Drexler finished second in the MVP voting to Jordan in 1992 and has 10 All-Star appearances—though only five All-NBA Team selections. Drexler was, however, selected among the NBA's 50 Greatest Players of All Time, when Kobe had only just begun his NBA career.

* Clyde was well-rounded. Drexler nearly scored a quadruple-double twice, coming one rebound or one assist shy both times. He's third all-time in blocks for guards and is first all-time for guards in offensive rebounds.

* In contrast, Kobe is a scoring machine. The two scoring titles speak for themselves.

*Kobe will always have an edge by having more championship rings—and obviously the comparison breaks down entirely if he wins another this year.

The most intriguing part, however, is that the trajectories of both players' careers are the opposite of each other, each comprising periods of championships, irrelevance, and Finals appearances in some order. The similarities are almost frightening. Consider:

* Clyde's early career was spent building up the Blazers toward their two Finals appearances. Following those, they slipped into irrelevance, and Drexler asked to be traded. His request was honored, and he was traded to the Rockets—where he teamed up with his friend and big man Olajuwon, and together they won a title.

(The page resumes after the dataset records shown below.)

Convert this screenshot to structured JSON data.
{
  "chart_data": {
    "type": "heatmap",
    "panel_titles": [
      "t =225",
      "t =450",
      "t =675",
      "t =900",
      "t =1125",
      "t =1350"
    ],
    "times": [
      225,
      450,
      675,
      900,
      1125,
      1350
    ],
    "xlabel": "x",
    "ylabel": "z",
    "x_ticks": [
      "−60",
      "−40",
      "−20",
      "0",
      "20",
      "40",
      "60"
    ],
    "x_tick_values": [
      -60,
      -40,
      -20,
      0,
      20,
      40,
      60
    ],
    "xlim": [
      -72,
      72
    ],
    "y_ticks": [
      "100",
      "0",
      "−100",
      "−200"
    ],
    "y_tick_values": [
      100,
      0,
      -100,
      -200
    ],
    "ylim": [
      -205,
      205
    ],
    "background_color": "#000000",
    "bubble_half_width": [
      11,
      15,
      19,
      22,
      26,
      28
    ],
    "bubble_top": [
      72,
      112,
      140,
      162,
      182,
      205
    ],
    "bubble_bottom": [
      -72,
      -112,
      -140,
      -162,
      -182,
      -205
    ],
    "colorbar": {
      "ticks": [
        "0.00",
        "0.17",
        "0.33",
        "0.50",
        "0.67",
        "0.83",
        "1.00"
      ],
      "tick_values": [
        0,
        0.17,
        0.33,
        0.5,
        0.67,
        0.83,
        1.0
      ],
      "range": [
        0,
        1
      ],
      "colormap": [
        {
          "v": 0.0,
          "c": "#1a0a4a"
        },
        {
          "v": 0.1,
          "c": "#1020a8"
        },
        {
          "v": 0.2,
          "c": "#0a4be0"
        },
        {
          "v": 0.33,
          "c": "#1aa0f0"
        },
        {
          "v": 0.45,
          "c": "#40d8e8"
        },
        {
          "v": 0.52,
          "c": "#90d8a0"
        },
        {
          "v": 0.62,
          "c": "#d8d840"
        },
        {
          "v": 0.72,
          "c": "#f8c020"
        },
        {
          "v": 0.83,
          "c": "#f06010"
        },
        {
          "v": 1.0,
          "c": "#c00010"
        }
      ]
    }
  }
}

* Conversely, Kobe's championships with his big man came early in his career, followed by a period of Laker irrelevance. At the trough of that, he asked to be traded—this request was not honored by Lakers brass. They did eventually bring him help in the form of Pau Gasol, and the Lakers made a couple of Finals appearances.

The comparison between the Black Mamba and the Glide is fairly compelling, though Bryant still has a few years left to set himself apart. He holds the edge in championships, scoring, and sheer visibility—while Kobe has spent most of his career in the media spotlight, Drexler spent much of his under the shadow of Michael.

But you can't really hold that against him.